Myanmar’s consumer protection agency is ordering an investigation into the extent to which the country’s traditional medicine has been contaminated with Western counterparts, according to local media.
The move comes after members of the public apparently complained that some traditional medicines no longer worked as well as they once did and expressed fears that compound drugs could be having ill effects on their health.
“I always took traditional medicine to cure my ailments; as soon as I took it my headaches, and what have you, all immediately dissipated,” school-teacher Aye Aye Htay told the Global New Light of Myanmar.
“I didn’t notice at first but after a while I started to feel odd and went to the health department to inquire as to whether the medicine I had ingested included traces of western medicine.
“But that proved unsuccessful as they requested many samples of the medicine I had ingested together with an array of paperwork; it was too much for me to manage. As such, it would be good if the government were to carry out such a task.”

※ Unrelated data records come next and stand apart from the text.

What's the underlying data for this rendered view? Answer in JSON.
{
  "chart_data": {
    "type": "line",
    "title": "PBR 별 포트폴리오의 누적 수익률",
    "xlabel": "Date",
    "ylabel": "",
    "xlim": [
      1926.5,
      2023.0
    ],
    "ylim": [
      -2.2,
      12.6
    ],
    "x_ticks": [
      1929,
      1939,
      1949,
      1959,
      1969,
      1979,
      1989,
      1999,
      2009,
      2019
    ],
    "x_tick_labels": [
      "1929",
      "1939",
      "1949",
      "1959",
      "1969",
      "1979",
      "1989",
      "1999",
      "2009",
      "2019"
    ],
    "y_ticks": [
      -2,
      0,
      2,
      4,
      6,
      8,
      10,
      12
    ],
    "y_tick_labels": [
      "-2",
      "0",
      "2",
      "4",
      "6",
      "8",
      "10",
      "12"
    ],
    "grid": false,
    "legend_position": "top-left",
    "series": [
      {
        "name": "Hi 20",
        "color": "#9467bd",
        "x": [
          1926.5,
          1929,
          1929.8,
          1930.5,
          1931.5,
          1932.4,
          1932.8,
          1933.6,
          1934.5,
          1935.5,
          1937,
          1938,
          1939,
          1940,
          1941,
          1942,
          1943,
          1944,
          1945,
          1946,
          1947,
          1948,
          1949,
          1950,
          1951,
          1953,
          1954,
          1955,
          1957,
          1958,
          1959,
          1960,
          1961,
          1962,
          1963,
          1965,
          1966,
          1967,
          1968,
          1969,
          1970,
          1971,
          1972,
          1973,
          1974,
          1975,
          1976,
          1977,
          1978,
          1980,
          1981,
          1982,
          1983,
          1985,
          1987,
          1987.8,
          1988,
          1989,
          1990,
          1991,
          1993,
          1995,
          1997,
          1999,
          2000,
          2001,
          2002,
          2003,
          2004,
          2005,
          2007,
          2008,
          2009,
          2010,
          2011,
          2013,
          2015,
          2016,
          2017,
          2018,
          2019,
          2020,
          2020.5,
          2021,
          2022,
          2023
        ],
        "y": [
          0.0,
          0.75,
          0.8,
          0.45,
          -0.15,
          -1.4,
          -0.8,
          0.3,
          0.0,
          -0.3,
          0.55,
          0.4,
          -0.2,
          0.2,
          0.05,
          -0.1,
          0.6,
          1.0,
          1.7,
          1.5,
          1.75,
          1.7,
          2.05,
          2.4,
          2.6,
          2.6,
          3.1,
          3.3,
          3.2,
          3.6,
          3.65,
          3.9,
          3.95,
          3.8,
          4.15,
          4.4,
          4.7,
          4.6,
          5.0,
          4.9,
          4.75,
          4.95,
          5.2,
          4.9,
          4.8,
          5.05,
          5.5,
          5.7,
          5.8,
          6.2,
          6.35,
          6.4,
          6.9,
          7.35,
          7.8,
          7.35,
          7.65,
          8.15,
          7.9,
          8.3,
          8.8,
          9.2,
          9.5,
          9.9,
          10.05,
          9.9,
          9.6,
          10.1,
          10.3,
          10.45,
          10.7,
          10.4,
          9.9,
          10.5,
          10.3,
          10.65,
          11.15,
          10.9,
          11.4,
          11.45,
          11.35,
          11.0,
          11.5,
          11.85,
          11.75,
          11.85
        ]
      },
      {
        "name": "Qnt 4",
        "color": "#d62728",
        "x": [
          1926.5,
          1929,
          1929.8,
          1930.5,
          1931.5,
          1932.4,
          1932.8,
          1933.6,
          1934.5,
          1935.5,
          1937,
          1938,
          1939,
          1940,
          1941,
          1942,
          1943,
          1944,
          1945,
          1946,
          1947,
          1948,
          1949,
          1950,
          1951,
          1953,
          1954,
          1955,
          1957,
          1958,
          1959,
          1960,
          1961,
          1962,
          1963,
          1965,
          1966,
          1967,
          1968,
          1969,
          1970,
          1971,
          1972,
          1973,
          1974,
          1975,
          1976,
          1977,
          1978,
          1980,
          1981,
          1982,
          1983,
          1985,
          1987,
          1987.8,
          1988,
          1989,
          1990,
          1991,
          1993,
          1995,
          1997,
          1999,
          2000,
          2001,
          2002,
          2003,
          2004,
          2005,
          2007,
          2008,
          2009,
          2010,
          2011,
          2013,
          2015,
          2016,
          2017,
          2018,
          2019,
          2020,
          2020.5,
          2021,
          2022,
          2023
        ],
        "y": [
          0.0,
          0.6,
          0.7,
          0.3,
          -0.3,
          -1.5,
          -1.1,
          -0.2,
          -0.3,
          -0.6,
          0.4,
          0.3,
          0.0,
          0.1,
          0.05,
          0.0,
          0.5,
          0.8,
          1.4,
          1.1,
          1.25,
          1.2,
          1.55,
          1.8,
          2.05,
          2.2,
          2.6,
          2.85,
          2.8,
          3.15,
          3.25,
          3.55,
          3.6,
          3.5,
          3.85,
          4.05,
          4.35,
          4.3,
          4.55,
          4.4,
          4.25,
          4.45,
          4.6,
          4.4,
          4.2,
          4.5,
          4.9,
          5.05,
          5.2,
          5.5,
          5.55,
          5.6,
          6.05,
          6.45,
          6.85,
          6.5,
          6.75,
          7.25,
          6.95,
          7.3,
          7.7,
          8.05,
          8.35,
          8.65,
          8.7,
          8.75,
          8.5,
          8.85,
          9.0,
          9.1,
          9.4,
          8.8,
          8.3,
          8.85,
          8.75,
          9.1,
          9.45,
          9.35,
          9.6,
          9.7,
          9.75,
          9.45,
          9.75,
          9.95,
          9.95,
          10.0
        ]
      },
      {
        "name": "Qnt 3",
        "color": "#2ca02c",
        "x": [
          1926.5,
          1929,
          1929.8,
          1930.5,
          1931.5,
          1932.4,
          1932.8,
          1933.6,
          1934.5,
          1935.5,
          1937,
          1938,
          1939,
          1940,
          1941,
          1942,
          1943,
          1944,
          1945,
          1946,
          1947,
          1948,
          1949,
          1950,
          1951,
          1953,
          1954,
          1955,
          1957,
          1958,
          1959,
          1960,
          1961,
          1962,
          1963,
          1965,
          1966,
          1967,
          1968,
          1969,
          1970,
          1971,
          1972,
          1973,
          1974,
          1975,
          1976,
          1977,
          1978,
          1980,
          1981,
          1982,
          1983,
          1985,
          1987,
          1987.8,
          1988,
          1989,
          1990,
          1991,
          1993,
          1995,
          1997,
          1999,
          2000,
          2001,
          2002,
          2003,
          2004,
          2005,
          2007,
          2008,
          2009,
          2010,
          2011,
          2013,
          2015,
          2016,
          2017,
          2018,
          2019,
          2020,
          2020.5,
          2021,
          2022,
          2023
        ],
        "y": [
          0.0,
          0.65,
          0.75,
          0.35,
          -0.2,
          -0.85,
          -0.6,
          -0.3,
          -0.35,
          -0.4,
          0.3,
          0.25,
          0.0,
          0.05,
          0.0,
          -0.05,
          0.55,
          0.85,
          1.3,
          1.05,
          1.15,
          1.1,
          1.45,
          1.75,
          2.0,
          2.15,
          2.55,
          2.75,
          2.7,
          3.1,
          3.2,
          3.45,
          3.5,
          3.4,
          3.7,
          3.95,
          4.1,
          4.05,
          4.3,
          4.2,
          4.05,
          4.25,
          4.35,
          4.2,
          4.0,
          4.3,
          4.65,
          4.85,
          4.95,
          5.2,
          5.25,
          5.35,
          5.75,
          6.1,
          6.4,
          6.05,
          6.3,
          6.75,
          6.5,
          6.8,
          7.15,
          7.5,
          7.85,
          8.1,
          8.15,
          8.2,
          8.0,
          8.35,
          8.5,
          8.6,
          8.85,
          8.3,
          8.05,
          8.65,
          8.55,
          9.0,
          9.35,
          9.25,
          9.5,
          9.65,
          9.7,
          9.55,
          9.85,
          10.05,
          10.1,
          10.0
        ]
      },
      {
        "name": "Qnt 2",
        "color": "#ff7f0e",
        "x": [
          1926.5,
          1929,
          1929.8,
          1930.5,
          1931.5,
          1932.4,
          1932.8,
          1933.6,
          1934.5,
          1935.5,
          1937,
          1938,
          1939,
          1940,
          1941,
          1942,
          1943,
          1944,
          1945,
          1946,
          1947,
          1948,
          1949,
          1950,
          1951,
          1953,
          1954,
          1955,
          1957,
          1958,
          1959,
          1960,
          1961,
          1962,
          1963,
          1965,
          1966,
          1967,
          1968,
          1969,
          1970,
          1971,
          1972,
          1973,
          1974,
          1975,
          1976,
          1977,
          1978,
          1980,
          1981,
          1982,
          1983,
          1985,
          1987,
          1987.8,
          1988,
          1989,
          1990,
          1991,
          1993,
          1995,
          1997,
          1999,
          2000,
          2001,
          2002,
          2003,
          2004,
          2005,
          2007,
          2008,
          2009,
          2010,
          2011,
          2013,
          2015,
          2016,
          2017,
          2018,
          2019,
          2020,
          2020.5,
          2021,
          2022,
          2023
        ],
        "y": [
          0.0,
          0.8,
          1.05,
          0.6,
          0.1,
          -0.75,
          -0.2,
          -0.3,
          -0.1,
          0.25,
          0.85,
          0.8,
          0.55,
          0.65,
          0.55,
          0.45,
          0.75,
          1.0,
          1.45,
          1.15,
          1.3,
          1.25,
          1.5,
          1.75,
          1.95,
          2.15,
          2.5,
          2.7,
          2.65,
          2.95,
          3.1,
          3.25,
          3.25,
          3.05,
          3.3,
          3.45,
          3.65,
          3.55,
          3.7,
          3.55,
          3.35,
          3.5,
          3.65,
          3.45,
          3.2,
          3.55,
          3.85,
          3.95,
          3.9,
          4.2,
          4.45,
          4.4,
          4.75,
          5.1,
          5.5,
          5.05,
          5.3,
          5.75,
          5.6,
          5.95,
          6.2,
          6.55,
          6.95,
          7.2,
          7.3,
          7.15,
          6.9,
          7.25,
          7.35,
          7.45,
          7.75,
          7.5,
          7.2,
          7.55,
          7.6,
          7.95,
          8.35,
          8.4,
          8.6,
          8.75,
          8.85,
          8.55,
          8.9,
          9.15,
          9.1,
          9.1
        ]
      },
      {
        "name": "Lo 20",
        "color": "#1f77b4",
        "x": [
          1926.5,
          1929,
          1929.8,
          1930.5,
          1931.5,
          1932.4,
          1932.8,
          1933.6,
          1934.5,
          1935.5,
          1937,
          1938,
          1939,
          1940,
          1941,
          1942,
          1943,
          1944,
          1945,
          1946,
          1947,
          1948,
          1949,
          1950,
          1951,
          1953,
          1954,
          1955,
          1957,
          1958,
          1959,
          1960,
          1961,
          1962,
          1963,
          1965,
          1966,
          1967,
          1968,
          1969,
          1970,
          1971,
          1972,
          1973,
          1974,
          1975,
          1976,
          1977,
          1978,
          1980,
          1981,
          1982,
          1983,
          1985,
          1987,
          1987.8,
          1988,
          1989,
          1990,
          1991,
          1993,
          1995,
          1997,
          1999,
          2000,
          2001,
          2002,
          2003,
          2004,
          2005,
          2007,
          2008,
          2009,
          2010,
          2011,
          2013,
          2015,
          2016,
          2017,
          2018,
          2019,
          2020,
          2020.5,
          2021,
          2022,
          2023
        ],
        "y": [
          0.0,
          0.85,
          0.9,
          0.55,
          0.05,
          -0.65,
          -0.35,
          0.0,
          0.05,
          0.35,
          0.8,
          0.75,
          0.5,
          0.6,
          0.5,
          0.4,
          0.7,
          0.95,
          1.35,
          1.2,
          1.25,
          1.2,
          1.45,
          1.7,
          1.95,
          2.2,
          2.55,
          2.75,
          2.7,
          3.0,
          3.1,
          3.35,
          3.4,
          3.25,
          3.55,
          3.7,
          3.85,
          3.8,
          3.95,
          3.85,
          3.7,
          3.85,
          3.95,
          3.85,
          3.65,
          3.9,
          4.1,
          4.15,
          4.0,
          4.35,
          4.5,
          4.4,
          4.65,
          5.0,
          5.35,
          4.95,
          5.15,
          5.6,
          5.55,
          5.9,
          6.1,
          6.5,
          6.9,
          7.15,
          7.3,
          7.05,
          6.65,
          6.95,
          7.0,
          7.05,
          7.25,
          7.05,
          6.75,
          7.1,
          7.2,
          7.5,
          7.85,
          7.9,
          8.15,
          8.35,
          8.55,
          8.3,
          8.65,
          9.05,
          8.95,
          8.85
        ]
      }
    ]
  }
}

Traditional medicine, which makes use of local fresh and dried plants and herbs, is practiced by as much as 85 per cent of Myanmar’s population according to government figures, both as a supplement and alternative to western variants.
Many modern medicines – including malaria wonder drug Artemisinin – are extracted from natural products originally used as traditional remedies. But the fusion of traditional and western medication is illegal under Myanmar’s Indigenous Medicine Act and violators face fines.
“The public have expressed to us their desire for some traditional medicines to be checked [for traces of western drugs],” Ba Oak Chine, chair of the Myanmar Consumer Protection Agency. But, it’s not clear as to whether the Food and Drugs Administration of the Department of Traditional Medicine would be responsible for the conduction of such inspections.
“In order for such inspections to be carried out, we’ll send an official letter of request to the Minister of Health during August. The entreaty will include calls to support traditional Myanmar medicines.”